Phase 1 of chemical plant to stay in Taiwan: gov’t


The China Post news staff

The government will not move the first phase of the planned Kuokuang petrochemical complex abroad, which is still pending an environmental impact assessment, a ranking economics official said yesterday. “For the moment, the Ministry of Economic Affairs (MOEA) has made it a top priority to carry out the Kuokuang petrochemical project in Taiwan, and is therefore not considering relocating the project abroad,” Vice Economics Minister Huang Jung-chiou said at a legislative session.

Huang said that the MOEA hopes to implement the first phase of the project in Taiwan as soon as possible to make up for the annual shortfall of 500,000 tons in the domestic supply of ethylene, a substance used for manufacturing plastics and other chemical products, which will occur after the nation’s 5th naphtha cracker plant currently operating in Kaohsiung City by state-run oil refinery CPC Corp., Taiwan is closed in 2015.

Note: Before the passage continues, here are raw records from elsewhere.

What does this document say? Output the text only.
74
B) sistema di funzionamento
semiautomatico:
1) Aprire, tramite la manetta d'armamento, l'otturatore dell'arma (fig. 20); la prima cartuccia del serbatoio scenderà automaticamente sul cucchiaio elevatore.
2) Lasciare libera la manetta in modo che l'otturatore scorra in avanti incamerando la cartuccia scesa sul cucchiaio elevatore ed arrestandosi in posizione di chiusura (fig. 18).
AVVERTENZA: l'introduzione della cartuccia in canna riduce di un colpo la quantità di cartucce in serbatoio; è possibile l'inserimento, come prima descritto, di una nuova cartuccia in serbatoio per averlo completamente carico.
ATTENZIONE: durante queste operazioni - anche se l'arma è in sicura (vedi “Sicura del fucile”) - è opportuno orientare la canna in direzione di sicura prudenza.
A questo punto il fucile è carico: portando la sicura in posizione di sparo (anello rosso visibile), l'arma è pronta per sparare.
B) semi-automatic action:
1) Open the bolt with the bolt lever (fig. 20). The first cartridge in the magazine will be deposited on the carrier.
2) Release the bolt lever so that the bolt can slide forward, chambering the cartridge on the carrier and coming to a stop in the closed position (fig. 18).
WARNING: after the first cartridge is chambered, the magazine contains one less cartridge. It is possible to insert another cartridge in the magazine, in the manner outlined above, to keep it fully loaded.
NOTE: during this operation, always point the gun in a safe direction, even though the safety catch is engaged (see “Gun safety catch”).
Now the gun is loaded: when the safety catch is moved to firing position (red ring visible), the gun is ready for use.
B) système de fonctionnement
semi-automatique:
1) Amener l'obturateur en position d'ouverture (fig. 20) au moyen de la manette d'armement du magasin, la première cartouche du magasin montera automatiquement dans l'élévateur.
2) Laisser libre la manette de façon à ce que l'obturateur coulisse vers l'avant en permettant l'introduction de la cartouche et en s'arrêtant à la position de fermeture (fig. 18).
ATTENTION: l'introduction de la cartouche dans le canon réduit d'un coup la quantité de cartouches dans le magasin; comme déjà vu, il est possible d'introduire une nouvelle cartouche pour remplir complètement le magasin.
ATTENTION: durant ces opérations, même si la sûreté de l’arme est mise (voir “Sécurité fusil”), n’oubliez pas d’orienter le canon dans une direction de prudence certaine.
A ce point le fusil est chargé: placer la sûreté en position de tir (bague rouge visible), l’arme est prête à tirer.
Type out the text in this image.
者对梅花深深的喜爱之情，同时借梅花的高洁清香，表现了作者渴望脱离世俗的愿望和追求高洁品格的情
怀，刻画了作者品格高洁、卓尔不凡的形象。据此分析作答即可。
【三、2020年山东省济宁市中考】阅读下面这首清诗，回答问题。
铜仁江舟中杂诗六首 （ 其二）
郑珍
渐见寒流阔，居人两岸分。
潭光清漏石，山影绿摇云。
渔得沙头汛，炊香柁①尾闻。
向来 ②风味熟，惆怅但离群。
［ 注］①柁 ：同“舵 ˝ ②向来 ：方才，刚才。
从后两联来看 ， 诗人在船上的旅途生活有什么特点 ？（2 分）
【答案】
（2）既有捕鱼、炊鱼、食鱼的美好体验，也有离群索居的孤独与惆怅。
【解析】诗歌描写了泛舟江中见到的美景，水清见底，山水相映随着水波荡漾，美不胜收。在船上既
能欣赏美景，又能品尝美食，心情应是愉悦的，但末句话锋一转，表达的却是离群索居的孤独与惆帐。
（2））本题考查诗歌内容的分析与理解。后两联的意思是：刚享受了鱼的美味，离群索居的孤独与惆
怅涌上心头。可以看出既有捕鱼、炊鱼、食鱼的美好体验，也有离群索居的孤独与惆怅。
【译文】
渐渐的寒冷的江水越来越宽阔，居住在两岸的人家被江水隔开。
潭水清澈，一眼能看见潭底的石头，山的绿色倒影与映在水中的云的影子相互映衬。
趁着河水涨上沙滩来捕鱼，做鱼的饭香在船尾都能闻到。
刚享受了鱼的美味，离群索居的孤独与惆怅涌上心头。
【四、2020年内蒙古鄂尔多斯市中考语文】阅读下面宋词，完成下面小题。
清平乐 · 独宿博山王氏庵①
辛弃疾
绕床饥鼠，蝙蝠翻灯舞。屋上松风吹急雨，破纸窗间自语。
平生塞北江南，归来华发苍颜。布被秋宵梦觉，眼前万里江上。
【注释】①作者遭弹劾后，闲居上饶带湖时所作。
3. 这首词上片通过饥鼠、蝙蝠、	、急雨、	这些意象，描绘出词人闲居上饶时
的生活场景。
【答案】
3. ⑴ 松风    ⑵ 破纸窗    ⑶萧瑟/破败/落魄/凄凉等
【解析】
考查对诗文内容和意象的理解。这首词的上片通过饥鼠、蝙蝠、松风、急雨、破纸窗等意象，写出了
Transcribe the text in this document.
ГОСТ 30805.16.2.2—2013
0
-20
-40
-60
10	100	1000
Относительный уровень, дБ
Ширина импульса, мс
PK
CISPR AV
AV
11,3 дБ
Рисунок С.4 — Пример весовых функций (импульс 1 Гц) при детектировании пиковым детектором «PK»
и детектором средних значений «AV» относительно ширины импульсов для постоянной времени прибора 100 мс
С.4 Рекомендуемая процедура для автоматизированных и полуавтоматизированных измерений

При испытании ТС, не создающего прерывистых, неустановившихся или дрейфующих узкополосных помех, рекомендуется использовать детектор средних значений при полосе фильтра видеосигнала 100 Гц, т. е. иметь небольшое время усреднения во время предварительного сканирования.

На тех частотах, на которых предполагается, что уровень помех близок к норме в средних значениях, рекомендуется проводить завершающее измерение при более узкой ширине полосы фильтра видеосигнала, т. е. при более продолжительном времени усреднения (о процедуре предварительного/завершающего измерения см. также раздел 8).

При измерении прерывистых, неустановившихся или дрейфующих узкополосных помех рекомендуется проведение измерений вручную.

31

Kuokuang Petrochemical Technology Co. (KPTC), an affiliate of CPC, is planning to invest NT$600 billion to build the Kuokuang petrochemical complex in Changhua County’s coastal Dacheng Township to expand CPC’s oil refining and chemical production capacity. The investment volume was recently scaled down from an original NT$900 billion to increase the chances of its passing an environmental impact assessment, amid strong protests by local residents and environmentalists. The complex’s planned ethylene output in phase one of its implementation has also been reduced to 1.2 million tons per year, down from the original target of 2.4 million tons. 400,000 Workers May Be Affected According to Huang, the government hopes the project can go ahead as planned, because if it is scrapped, the livelihoods of 120,000 workers in the local petrochemical industry will be affected. In addition, around 280,000 workers in the downstream manufacturing sector, such as socks and stocking manufacturers, may also lose their jobs if the project is moved abroad.

Huang continued that if the project fails to pass the environmental impact assessment by the Environmental Protection Commission (EPA) in April or May, then the project would be dropped. But if the EPA conditionally passes the assessment, then shareholders of the KPTC will determine whether to proceed with the project after weighing the terms offered by the EPA.

Huang’s remarks came in the wake of reports that the second phase of the Kuokuang petrochemical project might be moved overseas. Just one day earlier, Economics Minister Shih Yen-shiang told reporters that his ministry is seeking a suitable overseas destination for petrochemical investment projects, adding that the Kuokuang petrochemical project may be relocated to another Asian country, should it fail to pass the environmental impact assessment.